For the liquid range at σ ⩾ 1 the equation is –

$$\text{ln }(Y)=U(\sigma )+\sum _{i=1}^5{A}_i\cdot \left({\sigma }^i-{\sigma }_t^i\right).$$ (5.4)

For extremely low densities in the vapor range at σ ≤ 1 we modify the above expression as follows. Define the variable

$$W(\sigma )\equiv \text{ln }(1+s/\sigma )/\text{ln}\left(1+s/{\sigma }_t\right),$$

where s is an arbitrary constant. Our equation for the vapor range now is –

$$\text{ln }(Y)=U(\sigma )+B_0\cdot \text{ln}(W)+B_1\cdot \left({\sigma }^{1/3}-{\sigma }_t^{1/3}\right)+B_2\cdot \left({\sigma }^{2/3}-{\sigma }_t^{2/3}\right)+\sum _{i=3}^7{B}_i\cdot \left({\sigma }^{i-2}-{\sigma }_t^{i-2}\right).$$ (5.5)

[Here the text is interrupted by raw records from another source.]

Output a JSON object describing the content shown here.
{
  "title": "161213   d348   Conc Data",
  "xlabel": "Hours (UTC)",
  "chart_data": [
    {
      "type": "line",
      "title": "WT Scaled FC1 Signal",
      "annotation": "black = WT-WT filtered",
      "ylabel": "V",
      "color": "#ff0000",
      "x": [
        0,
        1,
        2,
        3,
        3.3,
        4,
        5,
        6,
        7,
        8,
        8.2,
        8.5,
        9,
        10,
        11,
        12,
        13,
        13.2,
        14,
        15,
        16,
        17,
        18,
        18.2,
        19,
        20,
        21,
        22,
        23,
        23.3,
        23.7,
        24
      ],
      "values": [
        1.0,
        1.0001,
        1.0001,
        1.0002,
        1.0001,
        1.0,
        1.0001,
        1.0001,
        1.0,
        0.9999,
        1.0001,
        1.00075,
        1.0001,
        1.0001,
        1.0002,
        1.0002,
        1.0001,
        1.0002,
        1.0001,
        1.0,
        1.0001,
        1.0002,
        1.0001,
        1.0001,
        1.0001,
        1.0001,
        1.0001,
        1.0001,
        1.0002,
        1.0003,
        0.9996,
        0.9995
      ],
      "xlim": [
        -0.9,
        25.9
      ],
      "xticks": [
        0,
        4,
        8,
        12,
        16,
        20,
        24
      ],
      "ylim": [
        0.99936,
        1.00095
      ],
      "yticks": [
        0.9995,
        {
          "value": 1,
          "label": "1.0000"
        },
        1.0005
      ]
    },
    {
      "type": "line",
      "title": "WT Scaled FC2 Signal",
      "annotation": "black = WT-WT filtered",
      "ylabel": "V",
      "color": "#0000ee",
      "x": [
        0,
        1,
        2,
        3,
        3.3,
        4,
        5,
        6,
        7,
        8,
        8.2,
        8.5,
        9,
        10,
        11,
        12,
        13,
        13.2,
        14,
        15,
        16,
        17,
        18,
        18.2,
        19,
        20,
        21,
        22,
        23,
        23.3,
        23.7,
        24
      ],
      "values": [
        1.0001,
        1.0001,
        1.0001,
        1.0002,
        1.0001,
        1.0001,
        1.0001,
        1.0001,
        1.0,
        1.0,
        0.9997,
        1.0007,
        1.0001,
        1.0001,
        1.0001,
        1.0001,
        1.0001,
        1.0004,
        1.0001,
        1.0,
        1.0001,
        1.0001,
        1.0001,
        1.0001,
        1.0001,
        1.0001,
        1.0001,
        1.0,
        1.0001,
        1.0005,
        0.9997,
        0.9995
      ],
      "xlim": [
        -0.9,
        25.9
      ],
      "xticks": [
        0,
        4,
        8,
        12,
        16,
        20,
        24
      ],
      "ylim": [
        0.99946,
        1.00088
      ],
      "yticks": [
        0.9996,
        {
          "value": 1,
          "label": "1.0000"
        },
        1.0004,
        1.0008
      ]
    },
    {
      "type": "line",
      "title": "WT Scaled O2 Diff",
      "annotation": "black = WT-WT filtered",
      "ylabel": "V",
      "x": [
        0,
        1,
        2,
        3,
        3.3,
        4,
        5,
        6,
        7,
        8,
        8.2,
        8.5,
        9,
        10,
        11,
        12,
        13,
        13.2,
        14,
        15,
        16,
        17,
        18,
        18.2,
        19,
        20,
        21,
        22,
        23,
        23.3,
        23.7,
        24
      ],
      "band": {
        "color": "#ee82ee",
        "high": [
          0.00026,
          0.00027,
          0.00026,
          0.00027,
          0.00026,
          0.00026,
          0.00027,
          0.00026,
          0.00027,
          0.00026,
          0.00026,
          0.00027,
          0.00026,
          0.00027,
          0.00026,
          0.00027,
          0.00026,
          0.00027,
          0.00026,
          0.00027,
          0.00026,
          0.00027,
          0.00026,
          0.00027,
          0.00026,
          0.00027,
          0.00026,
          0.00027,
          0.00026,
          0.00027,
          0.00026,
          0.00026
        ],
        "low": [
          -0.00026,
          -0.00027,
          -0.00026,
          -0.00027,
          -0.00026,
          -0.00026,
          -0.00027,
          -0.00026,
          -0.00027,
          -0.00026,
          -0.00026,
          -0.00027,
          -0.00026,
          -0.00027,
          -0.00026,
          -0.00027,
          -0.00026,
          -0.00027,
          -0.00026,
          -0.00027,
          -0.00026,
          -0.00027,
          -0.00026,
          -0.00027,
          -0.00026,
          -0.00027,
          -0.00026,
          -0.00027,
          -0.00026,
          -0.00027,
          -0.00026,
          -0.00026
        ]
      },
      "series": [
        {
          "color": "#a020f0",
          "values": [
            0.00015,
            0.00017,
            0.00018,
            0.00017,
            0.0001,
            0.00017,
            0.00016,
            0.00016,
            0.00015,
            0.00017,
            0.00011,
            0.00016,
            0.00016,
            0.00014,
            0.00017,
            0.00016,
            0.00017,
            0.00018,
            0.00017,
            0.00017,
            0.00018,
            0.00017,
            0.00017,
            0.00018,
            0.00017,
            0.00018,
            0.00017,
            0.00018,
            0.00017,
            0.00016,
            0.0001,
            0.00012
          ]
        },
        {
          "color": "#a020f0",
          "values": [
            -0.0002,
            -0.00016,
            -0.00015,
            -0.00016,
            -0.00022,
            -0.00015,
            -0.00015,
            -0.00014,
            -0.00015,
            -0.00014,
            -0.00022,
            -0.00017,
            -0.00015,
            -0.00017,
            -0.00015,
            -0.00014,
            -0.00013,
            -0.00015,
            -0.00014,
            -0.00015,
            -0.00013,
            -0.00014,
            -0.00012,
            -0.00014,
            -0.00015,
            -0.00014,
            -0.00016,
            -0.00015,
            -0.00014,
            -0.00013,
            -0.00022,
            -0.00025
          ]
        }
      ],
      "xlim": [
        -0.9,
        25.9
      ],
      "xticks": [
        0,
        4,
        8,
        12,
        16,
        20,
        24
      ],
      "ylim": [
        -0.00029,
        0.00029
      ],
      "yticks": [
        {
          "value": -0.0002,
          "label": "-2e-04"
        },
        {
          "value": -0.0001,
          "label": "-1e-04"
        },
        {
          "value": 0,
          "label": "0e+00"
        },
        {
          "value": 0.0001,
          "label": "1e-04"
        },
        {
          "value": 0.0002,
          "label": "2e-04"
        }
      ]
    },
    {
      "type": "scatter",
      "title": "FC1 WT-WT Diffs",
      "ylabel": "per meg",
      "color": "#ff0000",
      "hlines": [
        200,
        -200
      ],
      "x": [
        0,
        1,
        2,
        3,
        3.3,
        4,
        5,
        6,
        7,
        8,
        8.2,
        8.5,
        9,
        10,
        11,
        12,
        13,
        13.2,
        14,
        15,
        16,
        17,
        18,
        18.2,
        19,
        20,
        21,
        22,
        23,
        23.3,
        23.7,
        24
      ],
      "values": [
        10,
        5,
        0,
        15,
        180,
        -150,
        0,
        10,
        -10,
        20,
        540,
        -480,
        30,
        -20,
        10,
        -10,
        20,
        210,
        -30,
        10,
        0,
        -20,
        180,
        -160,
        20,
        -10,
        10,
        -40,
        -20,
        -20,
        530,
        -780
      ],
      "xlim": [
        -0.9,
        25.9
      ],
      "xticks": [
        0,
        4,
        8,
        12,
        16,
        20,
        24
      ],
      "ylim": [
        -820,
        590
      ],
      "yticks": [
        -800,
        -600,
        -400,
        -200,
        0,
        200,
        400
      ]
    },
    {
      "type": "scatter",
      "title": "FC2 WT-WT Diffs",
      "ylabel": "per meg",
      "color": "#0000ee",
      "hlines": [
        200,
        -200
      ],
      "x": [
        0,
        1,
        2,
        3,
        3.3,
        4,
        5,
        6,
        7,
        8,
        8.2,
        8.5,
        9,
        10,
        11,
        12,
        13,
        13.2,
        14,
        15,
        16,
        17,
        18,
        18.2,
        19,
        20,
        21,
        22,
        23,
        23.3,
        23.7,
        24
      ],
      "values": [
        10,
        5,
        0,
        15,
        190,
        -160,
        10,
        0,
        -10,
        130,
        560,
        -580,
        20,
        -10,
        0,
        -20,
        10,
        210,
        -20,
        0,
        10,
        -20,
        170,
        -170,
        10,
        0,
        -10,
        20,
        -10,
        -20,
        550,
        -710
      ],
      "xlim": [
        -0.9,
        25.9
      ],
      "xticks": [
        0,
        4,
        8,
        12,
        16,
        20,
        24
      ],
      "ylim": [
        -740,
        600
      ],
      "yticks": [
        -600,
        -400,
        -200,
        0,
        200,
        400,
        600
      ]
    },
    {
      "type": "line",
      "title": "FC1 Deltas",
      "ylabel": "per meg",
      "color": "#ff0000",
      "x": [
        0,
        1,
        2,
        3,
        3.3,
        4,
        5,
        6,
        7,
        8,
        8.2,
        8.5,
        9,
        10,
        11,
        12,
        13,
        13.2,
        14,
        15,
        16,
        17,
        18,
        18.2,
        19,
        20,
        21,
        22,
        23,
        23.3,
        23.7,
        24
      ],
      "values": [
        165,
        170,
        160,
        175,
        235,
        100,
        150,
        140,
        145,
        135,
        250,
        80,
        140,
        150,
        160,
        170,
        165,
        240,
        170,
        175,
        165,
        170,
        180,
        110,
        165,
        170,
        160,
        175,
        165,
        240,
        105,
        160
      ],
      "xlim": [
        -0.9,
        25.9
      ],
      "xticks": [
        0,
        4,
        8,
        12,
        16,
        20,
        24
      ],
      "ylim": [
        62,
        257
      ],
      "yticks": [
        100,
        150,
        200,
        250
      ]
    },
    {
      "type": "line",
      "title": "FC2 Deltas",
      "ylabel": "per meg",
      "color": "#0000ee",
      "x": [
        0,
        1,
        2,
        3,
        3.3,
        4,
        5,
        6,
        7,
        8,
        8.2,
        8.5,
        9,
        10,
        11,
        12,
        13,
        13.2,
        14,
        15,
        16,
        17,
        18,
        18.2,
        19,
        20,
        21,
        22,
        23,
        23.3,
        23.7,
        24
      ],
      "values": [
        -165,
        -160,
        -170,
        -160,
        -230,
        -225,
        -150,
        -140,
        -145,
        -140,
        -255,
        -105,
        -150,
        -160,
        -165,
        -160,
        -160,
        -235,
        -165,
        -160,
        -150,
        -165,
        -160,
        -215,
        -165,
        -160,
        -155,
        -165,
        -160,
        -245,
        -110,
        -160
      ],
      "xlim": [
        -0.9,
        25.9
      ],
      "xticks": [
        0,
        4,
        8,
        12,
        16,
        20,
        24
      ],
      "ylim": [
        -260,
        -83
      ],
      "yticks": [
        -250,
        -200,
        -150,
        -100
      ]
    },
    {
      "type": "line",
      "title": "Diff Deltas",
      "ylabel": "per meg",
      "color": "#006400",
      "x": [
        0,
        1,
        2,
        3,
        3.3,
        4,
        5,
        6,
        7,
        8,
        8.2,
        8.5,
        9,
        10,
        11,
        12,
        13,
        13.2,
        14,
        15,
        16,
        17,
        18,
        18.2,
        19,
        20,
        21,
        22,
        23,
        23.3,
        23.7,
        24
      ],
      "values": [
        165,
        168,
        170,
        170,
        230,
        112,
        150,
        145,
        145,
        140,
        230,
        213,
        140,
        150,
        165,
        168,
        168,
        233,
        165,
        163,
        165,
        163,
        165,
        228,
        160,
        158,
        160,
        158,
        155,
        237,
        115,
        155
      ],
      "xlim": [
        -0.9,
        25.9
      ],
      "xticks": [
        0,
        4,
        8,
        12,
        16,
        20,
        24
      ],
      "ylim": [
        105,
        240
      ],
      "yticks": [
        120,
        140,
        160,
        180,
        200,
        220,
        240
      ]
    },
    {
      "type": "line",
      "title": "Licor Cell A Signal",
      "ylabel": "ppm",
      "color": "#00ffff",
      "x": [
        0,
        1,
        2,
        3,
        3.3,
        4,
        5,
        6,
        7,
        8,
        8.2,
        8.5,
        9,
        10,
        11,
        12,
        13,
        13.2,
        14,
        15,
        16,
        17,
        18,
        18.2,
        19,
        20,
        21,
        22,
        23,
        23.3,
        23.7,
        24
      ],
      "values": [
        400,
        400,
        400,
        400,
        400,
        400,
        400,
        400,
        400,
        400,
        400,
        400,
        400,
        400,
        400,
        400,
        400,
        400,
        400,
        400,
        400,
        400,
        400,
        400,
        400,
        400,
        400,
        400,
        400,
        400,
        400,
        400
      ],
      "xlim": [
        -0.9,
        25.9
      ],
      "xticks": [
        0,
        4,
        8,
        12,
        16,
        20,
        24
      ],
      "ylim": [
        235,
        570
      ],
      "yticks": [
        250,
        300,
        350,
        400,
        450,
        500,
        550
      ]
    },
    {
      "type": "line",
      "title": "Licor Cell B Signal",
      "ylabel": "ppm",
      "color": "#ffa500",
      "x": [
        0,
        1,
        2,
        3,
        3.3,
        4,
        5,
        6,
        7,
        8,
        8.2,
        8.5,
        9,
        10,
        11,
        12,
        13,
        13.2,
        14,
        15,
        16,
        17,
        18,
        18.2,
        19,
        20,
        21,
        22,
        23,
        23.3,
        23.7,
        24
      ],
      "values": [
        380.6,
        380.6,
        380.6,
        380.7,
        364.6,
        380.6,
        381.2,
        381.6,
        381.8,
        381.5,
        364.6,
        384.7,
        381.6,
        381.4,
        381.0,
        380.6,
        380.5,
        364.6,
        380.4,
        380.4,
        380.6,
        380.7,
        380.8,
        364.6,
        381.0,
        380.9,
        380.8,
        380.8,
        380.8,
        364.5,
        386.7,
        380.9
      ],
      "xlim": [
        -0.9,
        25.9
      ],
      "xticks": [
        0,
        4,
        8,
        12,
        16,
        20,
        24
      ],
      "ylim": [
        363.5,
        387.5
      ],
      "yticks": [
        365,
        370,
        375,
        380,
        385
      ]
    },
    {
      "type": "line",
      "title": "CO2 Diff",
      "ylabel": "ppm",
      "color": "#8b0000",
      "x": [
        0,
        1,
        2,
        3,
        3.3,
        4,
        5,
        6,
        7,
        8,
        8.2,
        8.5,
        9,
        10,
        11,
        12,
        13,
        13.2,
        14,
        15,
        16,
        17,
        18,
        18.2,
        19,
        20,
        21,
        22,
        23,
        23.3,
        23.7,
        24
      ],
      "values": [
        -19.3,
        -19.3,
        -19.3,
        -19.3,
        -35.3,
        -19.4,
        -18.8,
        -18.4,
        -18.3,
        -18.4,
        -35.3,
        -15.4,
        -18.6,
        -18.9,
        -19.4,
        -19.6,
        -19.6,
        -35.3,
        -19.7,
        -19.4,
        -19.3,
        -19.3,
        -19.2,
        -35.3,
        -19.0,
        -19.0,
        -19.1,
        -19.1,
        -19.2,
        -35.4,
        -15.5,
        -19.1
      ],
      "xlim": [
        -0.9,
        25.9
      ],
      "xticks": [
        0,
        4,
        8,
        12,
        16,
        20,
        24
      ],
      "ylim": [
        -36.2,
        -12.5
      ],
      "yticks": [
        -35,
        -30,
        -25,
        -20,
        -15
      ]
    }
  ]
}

Table 8 presents constants for (5.4) and (5.5)

Table 8.

Constants for the T_σ(ρ) equations

	Methane	Ethane
Saturated liquid, eq (5.4)
γ	1/2	1/2
A1	11.4317 7230	23.7245 1840
A2	−3.8765 9480	−14.8860 5161
A3	0.5378 8326	5.4317 7443
A4	.0	−1.0715 0566
A5	.0	0.0913 5183
Saturated vapor, eq (5.5)
s	1/4	1/4
B0	0.9034 9557	0.8681 0517
B1	.0	.0151 6978
B2	.0	−.7296 0432
B3	−.3834 4338	1.0096 5493
B4	−3.9210 8638	−8.7340 2710
B5	6.2600 3837	21.1071 2823
B6	−9.3296 0083	−31.4499 4087
B7	5.6060 2816	17.8637 0397

Anneke L. Sengers emphasized to us some time ago the importance of the critical region for the entire equation of state, thus motivating present developments. In this laboratory, R. D. McCarty provided the essential least-squares program, and we are indebted to D. E. Diller and L. A. Weber for discussions and valuable suggestions. The American Gas Association very kindly has supported this work.